Jeff Stiefler says a winning organization needs one thing more than anything else winning people. CEOs simply cannot have their hands on every part of a large organization at all times, so they have to hire competent, trustworthy people and let them do their jobs. At Digital Insight the $214 million online banking services company that Stiefler has led since 2003 he has constructed a loose organizational framework, allowing those under him to do their jobs with few constraints. He says that allows employees to take an active role in addressing major issues and decisions facing the company. Smart Business spoke to Stiefler about constructing a strong organization and finding the right people to fill it.
Put people first. You have to start by having the right people. It’s a wonderful concept, but if you don’t have people who are both competent from a knowledge and experience point of view, and have the kind of values which make them effective team members, you can’t make it work.
The first thing is to select and recruit people who are capable of working in that kind of environment. Then you create a framework within which decisions get made. You get clear about what the direction of the firm is in terms of its mission and strategy.
Then you get clear about the kind of values that you want people to operate under. Then, within that very broad framework, you give people the freedom and flexibility to run.
I’m going to use a sports analogy: You draw the lines around a football field, and the lines are the same for every football field, but the way the game is played varies by team.
The same thing is true in business. You create a relatively loose construct within which people have enormous freedom to operate. Then you engage people in helping you think through major issues and decisions.
Recruit effectively. You have to get clear on what you’re looking for and then use the available resources, which are all of the normal recruiting methods. But the key is to get very clear about what you’re looking for in terms of both skills and experience, as well as values, and then simply not compromise on that.
Even with all of that clarity, it is an art and not a science. It’s like a marriage. You don’t really know how it is going to be until you’re in it.
And, unlike a marriage, you don’t get a chance to date. You’re making a decision on virtually no information. You’re making a decision primarily based on an individual’s track record, which is indicative, but can be spun in a way to make it look as favorable as possible, along with recommendations you get from former employers and colleagues, and your personal judgment in a series of interviews.
If you compare that body of information to what you know about someone after you’ve been working with them for six months, it’s a thimble versus a mountain. But there’s no way to get the information you really need before you have to make a decision.
It is really a crapshoot. If it’s successful, you get better at it over time. But it is a huge leap of faith for both parties.
Know when it’s not working. The biggest mistake I’ve made in business, and I’ve made it on multiple occasions, is not moving quickly enough to replace someone who I knew in my heart just wasn’t going to work. I make that mistake, and I think other CEOs do, for a couple of reasons.
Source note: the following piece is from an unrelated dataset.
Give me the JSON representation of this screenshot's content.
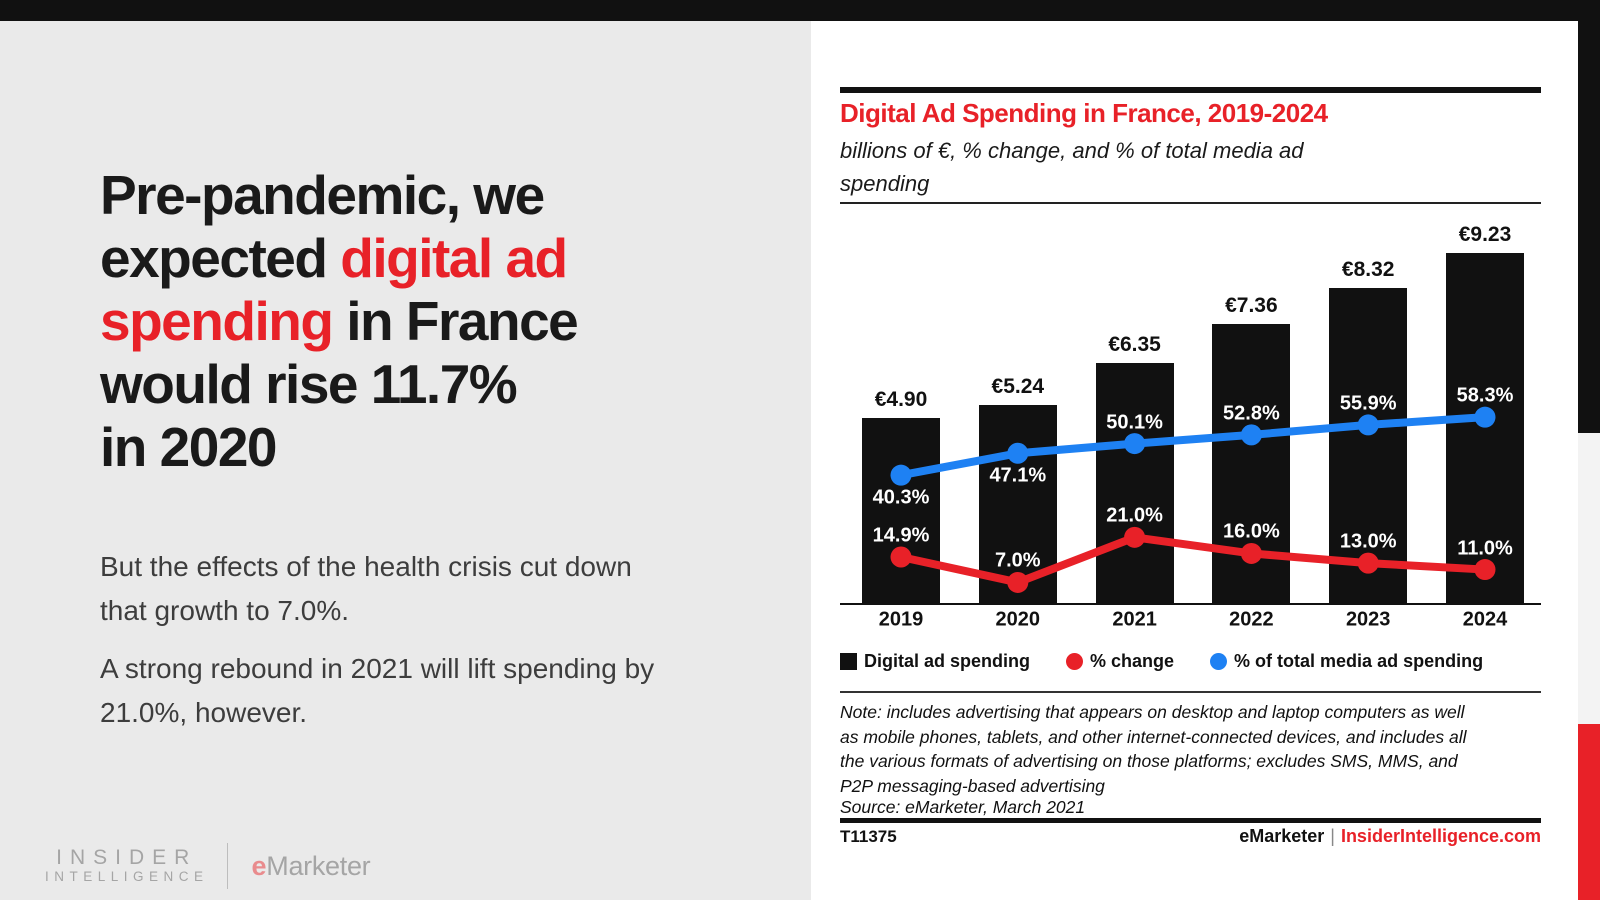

No. 1, I convince myself that I am a talented enough leader that I can fix them, and I am almost invariably wrong. Secondly, I believe I can’t replace them, at least now, because it would be too disruptive. I am virtually always wrong when I act in accordance with those considerations.
I’ve been doing this now for 30 years, and I’ve been wrong more times than I care to mention. So one of the things I’ve learned is to force myself not to do that and to realize that an individual can be a very talented, very committed, really good person, but just not right for an organization at a given point in time.
And if that individual isn’t right, then you have an obligation both to the individual and the organization to make a change if the conclusion is that individual can’t be developed fast enough.
Know what you want. It’s critical to understand what kind of organization you want to have, how you want it to operate and what kind of people you need, again from both the perspective of skills and experience, as well as behavior, and to build the organization accordingly. That means changing people who are currently there who can’t meet those standards and bringing new people in who can.
For me, because I’ve been at it long enough, it’s very clear what kind of organization I want. It’s a personal thing. That’s a decision you get to make as a CEO of a company. Rather than try to persuade other people to subscribe to my point of view, that is not a place where I’m collaborative.
I get to choose the kind of organization I want to have. The people around me on my team get to decide if that’s the kind of organization they want to have.
If they decide it is, great. If they decide it isn’t, they need to go someplace else.
Respect talent. You start from the premise that talent matters and ability matters, and that the most talented and able people have the most options, and that you are in a war for talent. And you have to realize that in order to keep the most talented people, you have to create an environment in which they feel they are making significant contributions.
If you take all that as a given, then I would argue that a CEO absolutely has to surround himself or herself with great people and retain them. The only way to do that is to create an environment in which they can contribute. There is no way to win long-term without that.